Doktur gözüyle: ÇOCUK İSTİSMARI
Dr. N. Ercüment BEYHUN*
* Araştırma Görevlisi Dr., Hacettepe Üniversitesi Tıp Fakültesi Halk Sağlığı Anabilim Dalı
Şiddet, fiziksel veya duygusal travmaya neden olan kasıtlı güç kullanımı olarak kabul edilmektedir (1). Çocuklara uygulanan şiddet günümüzde en yaygın olan şiddet tiplerinden biridir. “Çocuk istismarı” en geniş anlamıyla, çocukların başta anne ve babaları olmak üzere, bakmakla yükümlü kimseler ve diğer yetişkinler tarafından fiziksel, duygusal, zihinsel veya cinsel gelişimlerini engelleyen ya da beden veya ruh sağlığına zarar veren, kaza sonucu olmayan durumlarla karşı karşıya bırakılmasıdır. “Çocuk ihmali” ise başta anne ve babaları olmak üzere, bakmakla yükümlü kimseler ve diğer yetişkinlerin çocuğun beslenme, giyinme, barınma, eğitim, sağlık ve sevgi gibi temel gereksinimlerini ihmal etmeleri sonucu çocuğun bedensel, duygusal, ahlaksal ya da sosyal gelişiminin engellenmesidir (2).

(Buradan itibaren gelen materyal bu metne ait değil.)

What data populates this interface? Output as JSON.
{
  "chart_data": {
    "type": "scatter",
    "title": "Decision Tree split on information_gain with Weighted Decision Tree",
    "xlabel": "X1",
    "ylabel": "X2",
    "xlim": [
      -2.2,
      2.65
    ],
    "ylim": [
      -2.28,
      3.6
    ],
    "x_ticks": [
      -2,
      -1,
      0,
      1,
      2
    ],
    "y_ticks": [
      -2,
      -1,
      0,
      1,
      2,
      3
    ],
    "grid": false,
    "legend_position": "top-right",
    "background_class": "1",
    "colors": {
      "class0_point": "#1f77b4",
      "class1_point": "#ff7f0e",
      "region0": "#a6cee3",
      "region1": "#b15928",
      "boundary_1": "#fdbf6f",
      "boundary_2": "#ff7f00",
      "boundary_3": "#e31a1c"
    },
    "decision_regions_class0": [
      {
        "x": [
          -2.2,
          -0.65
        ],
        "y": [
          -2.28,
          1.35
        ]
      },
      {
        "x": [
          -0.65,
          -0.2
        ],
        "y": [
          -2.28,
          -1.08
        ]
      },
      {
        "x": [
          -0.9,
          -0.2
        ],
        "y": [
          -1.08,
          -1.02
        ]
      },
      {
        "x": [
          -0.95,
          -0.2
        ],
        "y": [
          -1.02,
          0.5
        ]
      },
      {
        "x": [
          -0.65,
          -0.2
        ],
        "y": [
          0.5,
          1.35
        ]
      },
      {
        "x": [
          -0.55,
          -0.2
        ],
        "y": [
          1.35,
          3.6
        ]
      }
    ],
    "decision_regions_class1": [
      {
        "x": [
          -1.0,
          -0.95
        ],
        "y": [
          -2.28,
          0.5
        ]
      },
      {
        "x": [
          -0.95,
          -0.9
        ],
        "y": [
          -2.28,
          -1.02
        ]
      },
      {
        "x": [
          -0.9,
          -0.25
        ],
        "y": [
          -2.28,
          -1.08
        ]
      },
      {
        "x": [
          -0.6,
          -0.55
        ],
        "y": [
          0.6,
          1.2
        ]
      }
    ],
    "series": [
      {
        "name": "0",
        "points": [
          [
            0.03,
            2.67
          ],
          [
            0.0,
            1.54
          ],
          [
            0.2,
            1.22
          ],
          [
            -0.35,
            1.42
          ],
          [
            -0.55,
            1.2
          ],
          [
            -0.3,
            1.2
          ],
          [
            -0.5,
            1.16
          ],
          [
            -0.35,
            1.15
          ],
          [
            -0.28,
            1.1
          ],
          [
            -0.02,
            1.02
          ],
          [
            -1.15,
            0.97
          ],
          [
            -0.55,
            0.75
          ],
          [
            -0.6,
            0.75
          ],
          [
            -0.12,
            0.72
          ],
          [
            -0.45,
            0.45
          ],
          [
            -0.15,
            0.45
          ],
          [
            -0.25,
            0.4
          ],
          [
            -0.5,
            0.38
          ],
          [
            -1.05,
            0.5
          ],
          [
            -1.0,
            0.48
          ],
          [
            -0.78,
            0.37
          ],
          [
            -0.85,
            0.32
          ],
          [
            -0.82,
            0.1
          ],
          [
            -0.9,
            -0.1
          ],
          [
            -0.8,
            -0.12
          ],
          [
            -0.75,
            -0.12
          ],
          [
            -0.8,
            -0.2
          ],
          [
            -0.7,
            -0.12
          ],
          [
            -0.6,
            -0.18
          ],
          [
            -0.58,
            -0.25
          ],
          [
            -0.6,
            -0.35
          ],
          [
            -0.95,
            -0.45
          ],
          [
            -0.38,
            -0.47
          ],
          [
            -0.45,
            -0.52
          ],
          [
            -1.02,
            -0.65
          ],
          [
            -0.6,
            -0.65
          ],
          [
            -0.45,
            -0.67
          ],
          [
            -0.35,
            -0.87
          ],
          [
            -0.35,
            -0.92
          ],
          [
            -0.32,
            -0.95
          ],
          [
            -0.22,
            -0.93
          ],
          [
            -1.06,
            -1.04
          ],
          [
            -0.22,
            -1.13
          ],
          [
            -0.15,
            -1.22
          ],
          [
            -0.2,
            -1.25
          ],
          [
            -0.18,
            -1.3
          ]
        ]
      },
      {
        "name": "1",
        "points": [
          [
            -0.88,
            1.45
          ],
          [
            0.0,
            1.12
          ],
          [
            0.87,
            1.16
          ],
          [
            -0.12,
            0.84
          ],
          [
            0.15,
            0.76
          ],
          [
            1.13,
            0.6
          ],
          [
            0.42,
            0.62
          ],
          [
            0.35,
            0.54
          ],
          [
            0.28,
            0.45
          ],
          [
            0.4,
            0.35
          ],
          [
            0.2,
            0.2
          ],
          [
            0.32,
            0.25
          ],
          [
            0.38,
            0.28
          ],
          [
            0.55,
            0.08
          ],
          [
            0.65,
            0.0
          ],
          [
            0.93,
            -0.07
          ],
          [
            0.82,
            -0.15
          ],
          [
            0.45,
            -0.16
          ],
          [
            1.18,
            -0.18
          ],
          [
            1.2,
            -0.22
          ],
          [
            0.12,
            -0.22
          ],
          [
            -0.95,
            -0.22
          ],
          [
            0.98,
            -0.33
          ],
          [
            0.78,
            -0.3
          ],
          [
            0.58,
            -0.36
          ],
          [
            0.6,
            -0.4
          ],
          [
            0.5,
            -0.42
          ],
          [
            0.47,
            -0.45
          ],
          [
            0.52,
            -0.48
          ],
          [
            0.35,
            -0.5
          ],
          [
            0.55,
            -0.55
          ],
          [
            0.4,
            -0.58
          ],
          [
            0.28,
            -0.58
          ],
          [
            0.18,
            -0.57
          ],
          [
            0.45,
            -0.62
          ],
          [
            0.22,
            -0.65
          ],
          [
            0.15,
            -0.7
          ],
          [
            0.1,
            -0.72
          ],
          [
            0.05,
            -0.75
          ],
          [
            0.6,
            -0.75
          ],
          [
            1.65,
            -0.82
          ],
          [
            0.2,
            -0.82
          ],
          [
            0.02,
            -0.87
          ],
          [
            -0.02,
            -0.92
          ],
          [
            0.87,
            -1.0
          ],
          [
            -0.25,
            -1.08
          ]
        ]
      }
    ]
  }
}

Çocuklara yapılan kötü davranışlarla ilgili bilgiler arttıkça bu davranışların tek bir grup altında toplanmasının mümkün olmadığı ortaya çıkmıştır. Ailenin ve çocuğun geçmiş yaşantıları ve sosyal özellikleri istismar ve ihmal türlerinin farklılaşmasına yol açmıştır. ıstismar türleri, fiziksel, duygusal ve cinsel istismar olarak; ihmal türleri ise fiziksel ve duygusal ihmal olarak ele alınmaktadır. Birleşmiş Milletler Çocuklara Yardım Fonu, fiziksel istismarı, kaza sonucu olmayan, yasaklanmış, çocuğa acı veren, gelişme işlevselliğinde sürekli zarara yol açabilecek şiddet hareketleri olarak tanımlamıştır. Cinsel istismarı ise yetişkinlerin cinsel doyum için kandırarak, ikna ederek, ayartarak, zorlayarak veya mecbur ederek çocukla ilişki kurması, çocuğun para için pornografiye yöneltilmesi şeklinde tanımlanmaktadır. Çocuğun duygusal istismarı, yapılan veya yapılması gerekip de yapılmayan, toplumsal ve bilimsel standartlara göre psikolojik yönden hasar verici oldukları saptanan davranışlardır (2).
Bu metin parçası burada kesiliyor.